Cell viability was evaluated using colorimetric MTS assay that measures cellular metabolic activity. Cells were seeded into 96-well plates at 5 × 103 cells per well in 80 μl full medium for 24 h, after that Complex (50 µM), Ligand (50 µM and 100 µM), DMSO (1%) and doxorubicin (4 μM) in 20 μl medium were added to appropriate wells and incubation continued for another 24 h. Then 20 μl of solution containing 2 mg/ml of MTS reagent (Promega, USA) and 150 μM phenazine methosulfate (Dia-M, Russia) was added to each well for 3 h at 37°С. The light absorbance at 490 nm was measured using Infinite M200 microplate reader (Tecan, Switzerland).

Real-time cell proliferation assay

The experiments were performed using xCELLigence biosensor cell analysis system (ACEA Biosciences, USA). For real-time monitoring of cell proliferation 5 × 103 cells were seeded in each well of E-plate 16 (ACEA Biosciences, USA) in full medium for 24 h. After that Complex (50 µM), Ligand (50 µM and 100 µM), DMSO (1%), and doxorubicin (4 μM) were added to appropriate wells and incubation continued for another 72 h. Cell index was registered every 15 min.
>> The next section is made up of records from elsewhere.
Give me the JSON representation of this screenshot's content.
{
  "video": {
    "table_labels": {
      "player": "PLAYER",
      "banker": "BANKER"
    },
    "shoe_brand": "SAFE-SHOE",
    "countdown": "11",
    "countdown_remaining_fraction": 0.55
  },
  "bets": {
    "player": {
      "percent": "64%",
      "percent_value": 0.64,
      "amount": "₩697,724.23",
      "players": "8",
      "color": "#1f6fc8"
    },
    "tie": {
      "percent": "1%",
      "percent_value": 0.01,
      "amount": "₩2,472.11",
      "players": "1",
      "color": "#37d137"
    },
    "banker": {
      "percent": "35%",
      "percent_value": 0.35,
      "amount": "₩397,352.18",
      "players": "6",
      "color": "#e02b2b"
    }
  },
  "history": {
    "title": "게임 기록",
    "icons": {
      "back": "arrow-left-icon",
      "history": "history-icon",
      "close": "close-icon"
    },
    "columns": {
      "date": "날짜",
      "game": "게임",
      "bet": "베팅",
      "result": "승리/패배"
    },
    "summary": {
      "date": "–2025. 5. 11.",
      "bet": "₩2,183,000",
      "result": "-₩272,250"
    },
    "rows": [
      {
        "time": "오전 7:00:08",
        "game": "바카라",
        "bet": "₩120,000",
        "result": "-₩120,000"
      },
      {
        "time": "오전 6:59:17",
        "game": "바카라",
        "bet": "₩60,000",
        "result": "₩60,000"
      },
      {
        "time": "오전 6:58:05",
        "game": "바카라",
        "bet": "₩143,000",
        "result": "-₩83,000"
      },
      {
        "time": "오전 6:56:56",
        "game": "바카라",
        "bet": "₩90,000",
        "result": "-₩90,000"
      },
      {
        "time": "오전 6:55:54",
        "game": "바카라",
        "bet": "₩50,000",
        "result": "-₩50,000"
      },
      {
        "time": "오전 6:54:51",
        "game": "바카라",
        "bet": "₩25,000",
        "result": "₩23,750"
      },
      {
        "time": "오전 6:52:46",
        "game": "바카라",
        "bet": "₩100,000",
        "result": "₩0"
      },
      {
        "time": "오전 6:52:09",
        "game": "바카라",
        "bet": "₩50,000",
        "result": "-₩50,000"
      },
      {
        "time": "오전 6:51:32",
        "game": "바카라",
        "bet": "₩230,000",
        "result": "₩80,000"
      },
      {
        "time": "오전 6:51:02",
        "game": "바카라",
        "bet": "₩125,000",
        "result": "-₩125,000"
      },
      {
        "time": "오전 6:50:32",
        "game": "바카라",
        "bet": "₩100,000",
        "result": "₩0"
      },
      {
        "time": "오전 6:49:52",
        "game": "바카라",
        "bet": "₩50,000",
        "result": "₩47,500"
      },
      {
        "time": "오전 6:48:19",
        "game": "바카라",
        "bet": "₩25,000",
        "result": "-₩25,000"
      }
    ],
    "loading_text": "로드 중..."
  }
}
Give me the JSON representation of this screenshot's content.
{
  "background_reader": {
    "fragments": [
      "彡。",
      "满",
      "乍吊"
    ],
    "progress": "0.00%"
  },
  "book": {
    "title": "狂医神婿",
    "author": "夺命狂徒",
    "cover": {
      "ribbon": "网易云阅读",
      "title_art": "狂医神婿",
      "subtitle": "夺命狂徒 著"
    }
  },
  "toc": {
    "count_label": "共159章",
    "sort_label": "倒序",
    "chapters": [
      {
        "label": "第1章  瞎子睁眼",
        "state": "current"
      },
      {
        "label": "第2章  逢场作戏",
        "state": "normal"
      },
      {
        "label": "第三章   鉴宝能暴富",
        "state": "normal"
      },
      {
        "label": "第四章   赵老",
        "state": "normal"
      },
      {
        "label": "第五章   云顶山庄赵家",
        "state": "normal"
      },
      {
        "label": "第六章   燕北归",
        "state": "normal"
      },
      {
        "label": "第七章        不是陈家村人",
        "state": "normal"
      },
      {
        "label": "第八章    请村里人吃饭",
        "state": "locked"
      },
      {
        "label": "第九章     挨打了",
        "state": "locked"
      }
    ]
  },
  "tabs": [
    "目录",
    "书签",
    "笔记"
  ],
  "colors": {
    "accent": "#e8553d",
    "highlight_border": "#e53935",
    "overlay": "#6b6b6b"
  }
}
Quantitative Taqman RT-PCR analysis

The standard procedure of total RNA extraction was performed using TRIzol Reagent (Thermo Fisher Scientific, USA) according to manufacturer’s protocol. Concentration of extracted RNA was determined by optical density measurement (A260/A280 ratio) using NanoDrop 2000 spectrophotometer (Thermo Fisher Scientific, USA). The reverse transcription reaction with 3 μg of total RNA was performed using 5× Reaction Buffer (Thermo Fisher Scientific, USA), RiboLock RNAse inhibitor (Thermo Fisher Scientific, USA), RevertAid (Thermo Fisher Scientific, USA), dNTP (Lytech, Russia) and random hexamer primer (Lytech, Russia). The reaction tubes were incubated at 25 °C for 10 min, at 42 °C for 60 min and at 70 °C for 10 min using С1000 Thermal Cycler (Bio-Rad, USA). Quantitative real-time PCR was carried out with 2.5× Master Mix (Sintol, Russia) using CFX96 Touch real-time PCR detection system (Bio-Rad, USA). Total volume of amplification reactions was 10 μl and each well contained 4 μl of 2.5× Master Mix, 1 μl of cDNA, 70-100 nM of both forward and reverse primers. Relative normalized expression was calculated by normalization to Beta Actin, data analyzed in CFX Manager software. All PCR reactions were performed in triplicates.

Quantitative Taqman RT-PCR was performed using the following primers and probes. MDM2: TGTGCAAAGAAGCTAAAGAAAAGG (fwd), AGGTTGTCTAAATTCCTAGGGTTAT (rev), [HEX]ATTGGTTGTCTACATACTGGGCAGGG[BHQ2] (probe). p21/CDKN1A: GCCTCCTCATCCCGTGTTCT (fwd), GTACCACCCAGCGGACAAGT (rev), [HEX]AGCCGGCCCACCCAACCTCCG[BHQ2] (probe). PUMA: GGGCCCGTGAAGAGCAAATG (fwd), CTGGCTCAGGGAAGATGGCT (rev), [FAM]CGGTTGCTCCAGCCCGGCGC[BHQ1] (probe). Beta Actin: GCGAGAAGATGACCCAGGATC (fwd), CCAGTGGTACGGCCAGAGG (rev), [HEX]CCAGCCATGTACGTTGCTATCCAGGC[BH2] (probe).

Flow cytometry analysis

Quantification of apoptotic cells was performed for MCF7 p53wt and MCF7 p53−/− cells treated with Complex (50 µM), Ligand (50 µM), and DMSO (1%) for 48 h. Treated cells were harvested by trypsinization, washed with Dulbecco's PBS and stained using APC Annexin V Apoptosis Detection Kit with Propidium Iodide (Sony Biotechnology, USA) according to manufacturer’s protocol. Stained cells were immediately analyzed by flow cytometry using BD FACSAria III (BD Biosciences, USA) and data processed with FlowJo software package (FlowJo LLC, USA).